Hibbertia ambita
- Conservation status: Priority One — Poorly Known Taxa (DEC)

Scientific classification
- Kingdom: Plantae
- Clade: Tracheophytes
- Clade: Angiosperms
- Clade: Eudicots
- Order: Dilleniales
- Family: Dilleniaceae
- Genus: Hibbertia
- Species: H. ambita
- Binomial name: Hibbertia ambita K.R.Thiele

= Hibbertia ambita =

- Genus: Hibbertia
- Species: ambita
- Authority: K.R.Thiele
- Conservation status: P1

Species of flowering plant

Hibbertia ambita is a species of flowering plant in the family Dilleniaceae and is endemic to a restricted area of Western Australia.
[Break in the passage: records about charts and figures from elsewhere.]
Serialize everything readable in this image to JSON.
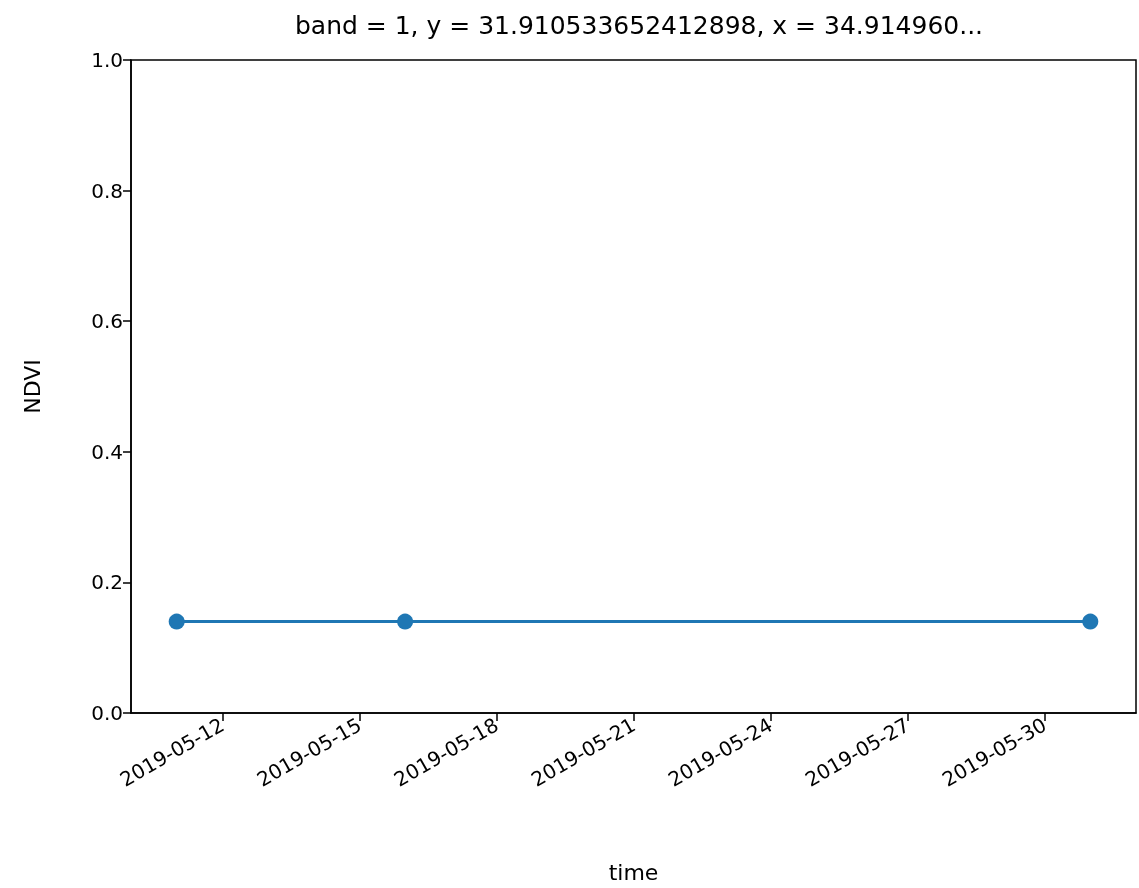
{
  "chart_data": {
    "type": "line",
    "title": "band = 1, y = 31.910533652412898, x = 34.914960...",
    "xlabel": "time",
    "ylabel": "NDVI",
    "x": [
      "2019-05-11",
      "2019-05-16",
      "2019-05-31"
    ],
    "series": [
      {
        "color": "#1f77b4",
        "values": [
          0.14,
          0.14,
          0.14
        ]
      }
    ],
    "xlim": [
      "2019-05-10",
      "2019-06-01"
    ],
    "xticks": [
      "2019-05-12",
      "2019-05-15",
      "2019-05-18",
      "2019-05-21",
      "2019-05-24",
      "2019-05-27",
      "2019-05-30"
    ],
    "ylim": [
      0,
      1
    ],
    "yticks": [
      {
        "value": 0,
        "label": "0.0"
      },
      0.2,
      0.4,
      0.6,
      0.8,
      {
        "value": 1,
        "label": "1.0"
      }
    ],
    "marker": "circle",
    "line_style": "solid"
  }
}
It was first formally described in 2019 by Kevin Thiele in Australian Systematic Botany from specimens he collected near Boddington in 2015. The specific epithet (ambita) means "encircling" or "surrounding", referring to the arrangement of the stamens around the carpels. This hibbertia is only known from the Jarrah Forest biogeographic region in the south-west of Western Australia.

Hibbertia ambita is classified as "Priority One" by the Government of Western Australia Department of Parks and Wildlife, meaning that it is known from only one or a few locations which are potentially at risk.